Joseph Cooke Verco has key contribution to establishing Adelaide University's medical school, opened in 1885

Joseph Cooke Verco worked on the first curriculum for Adelaide University school of medicine where he lectured from 1887, became dean of both the medical and dentistry faculties, and later served on the university council.
Joseph Cooke Verco brought the brilliance shown during his training at St Bartholomew’s Hospital, London, and the University of London in the 1870s to South Australia with key roles to strengthening skills through the new University of Adelaide medical school.
Back in Adelaide from England in 1878, Verco registered as a general practitioner in 1878, but gradually specialized as a physician and proved a skilled diagnostician. He was one of the earliest doctors in Adelaide to use a case-records system. when this became onerous, he learned shorthand. He became honorary physician (1882-1912) and then honorary consulting physician at the Adelaide Hospital and honorary medical officer at the Adelaide Children's Hospital. In 1888, he attempted to remove a hydatid of the brain in one of the first of such operations in Australia.

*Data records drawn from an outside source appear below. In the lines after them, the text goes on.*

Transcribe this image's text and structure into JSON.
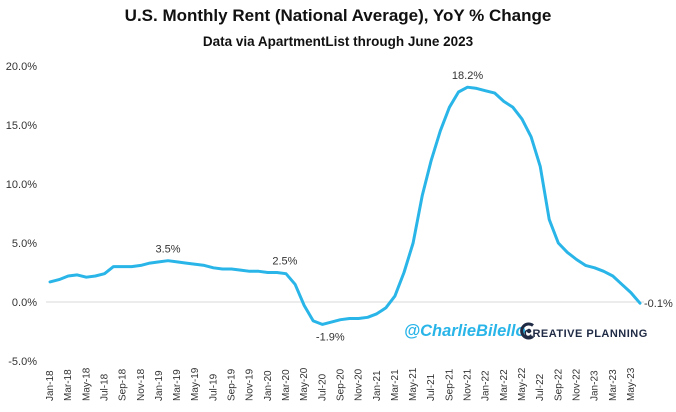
{
  "chart_data": {
    "type": "line",
    "title": "U.S. Monthly Rent (National Average), YoY % Change",
    "subtitle": "Data via ApartmentList through June 2023",
    "xlabel": "",
    "ylabel": "",
    "ylim": [
      -5,
      20
    ],
    "yticks": [
      "-5.0%",
      "0.0%",
      "5.0%",
      "10.0%",
      "15.0%",
      "20.0%"
    ],
    "grid": false,
    "line_color": "#29b5e8",
    "x_tick_labels": [
      "Jan-18",
      "Mar-18",
      "May-18",
      "Jul-18",
      "Sep-18",
      "Nov-18",
      "Jan-19",
      "Mar-19",
      "May-19",
      "Jul-19",
      "Sep-19",
      "Nov-19",
      "Jan-20",
      "Mar-20",
      "May-20",
      "Jul-20",
      "Sep-20",
      "Nov-20",
      "Jan-21",
      "Mar-21",
      "May-21",
      "Jul-21",
      "Sep-21",
      "Nov-21",
      "Jan-22",
      "Mar-22",
      "May-22",
      "Jul-22",
      "Sep-22",
      "Nov-22",
      "Jan-23",
      "Mar-23",
      "May-23"
    ],
    "x": [
      "Jan-18",
      "Feb-18",
      "Mar-18",
      "Apr-18",
      "May-18",
      "Jun-18",
      "Jul-18",
      "Aug-18",
      "Sep-18",
      "Oct-18",
      "Nov-18",
      "Dec-18",
      "Jan-19",
      "Feb-19",
      "Mar-19",
      "Apr-19",
      "May-19",
      "Jun-19",
      "Jul-19",
      "Aug-19",
      "Sep-19",
      "Oct-19",
      "Nov-19",
      "Dec-19",
      "Jan-20",
      "Feb-20",
      "Mar-20",
      "Apr-20",
      "May-20",
      "Jun-20",
      "Jul-20",
      "Aug-20",
      "Sep-20",
      "Oct-20",
      "Nov-20",
      "Dec-20",
      "Jan-21",
      "Feb-21",
      "Mar-21",
      "Apr-21",
      "May-21",
      "Jun-21",
      "Jul-21",
      "Aug-21",
      "Sep-21",
      "Oct-21",
      "Nov-21",
      "Dec-21",
      "Jan-22",
      "Feb-22",
      "Mar-22",
      "Apr-22",
      "May-22",
      "Jun-22",
      "Jul-22",
      "Aug-22",
      "Sep-22",
      "Oct-22",
      "Nov-22",
      "Dec-22",
      "Jan-23",
      "Feb-23",
      "Mar-23",
      "Apr-23",
      "May-23",
      "Jun-23"
    ],
    "series": [
      {
        "values": [
          1.7,
          1.9,
          2.2,
          2.3,
          2.1,
          2.2,
          2.4,
          3.0,
          3.0,
          3.0,
          3.1,
          3.3,
          3.4,
          3.5,
          3.4,
          3.3,
          3.2,
          3.1,
          2.9,
          2.8,
          2.8,
          2.7,
          2.6,
          2.6,
          2.5,
          2.5,
          2.4,
          1.5,
          -0.3,
          -1.6,
          -1.9,
          -1.7,
          -1.5,
          -1.4,
          -1.4,
          -1.3,
          -1.0,
          -0.5,
          0.5,
          2.5,
          5.0,
          9.0,
          12.0,
          14.5,
          16.5,
          17.8,
          18.2,
          18.1,
          17.9,
          17.7,
          17.0,
          16.5,
          15.5,
          14.0,
          11.5,
          7.0,
          5.0,
          4.2,
          3.6,
          3.1,
          2.9,
          2.6,
          2.2,
          1.5,
          0.8,
          -0.1
        ]
      }
    ],
    "annotations": [
      {
        "label": "3.5%",
        "x": "Feb-19",
        "y": 3.5
      },
      {
        "label": "2.5%",
        "x": "Feb-20",
        "y": 2.5
      },
      {
        "label": "-1.9%",
        "x": "Jul-20",
        "y": -1.9
      },
      {
        "label": "18.2%",
        "x": "Nov-21",
        "y": 18.2
      },
      {
        "label": "-0.1%",
        "x": "Jun-23",
        "y": -0.1
      }
    ]
  },
  "watermark": {
    "handle": "@CharlieBilello",
    "brand": "CREATIVE PLANNING"
  }
}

The first step to a school of medicine at the new University of Adelaide (opened 1874) was the 1881 proposal university council meeting by Edward Charles Stirling, also returning from distinguished training in England, that “a lectureship in human physiology be created”. In 1883, the university didn’t have funds for a full medical course to comply with the General Medical Council of Great Britain and Ireland. It considered a course where students, after second year, would transfer to Great Britain or medical schools in Melbourne or Sydney.
The financial barrier for this was partly removed when pastoralist/businessman Thomas Elder gave the university £10,000 for a chair in the medical faculty, and John Howard Angas, son of George Fife Angas, promised £6,000 for a chair in chemistry. The university council enlisted doctors Verco, William Gardner and William Gosse, to draw up the two-year curriculum.
The medical school started lectures in 1885 with six students (including Cromwell Magarey, son of Elziabeth Verco and Thomas Magarey) and a faculty of medicine was set up that year with the change to a complete five-year course including clinical teaching at Adelaide Hospital.
Joseph Cooke Verco was lecturer in medicine from 1887 to 1915, president of the Adelaide Medical Students in 1904 and 1906-15, dean of the faculty of medicine 1919-21 and also dean of the faculty of dentistry that he was significant in establishing. Verco was a member of the university council from 1895 to 1902 and 1919 to 1933.
For some years before retiring from medical practice in 1919, he specialised in consultative work as a physician. His limited writing on medical subjects include an article, with Stirling on in Allbutt’s System of Medicine:" “This not only collated the early literature, but was illuminated by the authors' personal experience of cases and at the time was recognised as a classic presentation of the subject”. Verco also compiled a review in 1879 of South Australian statistics on consumption.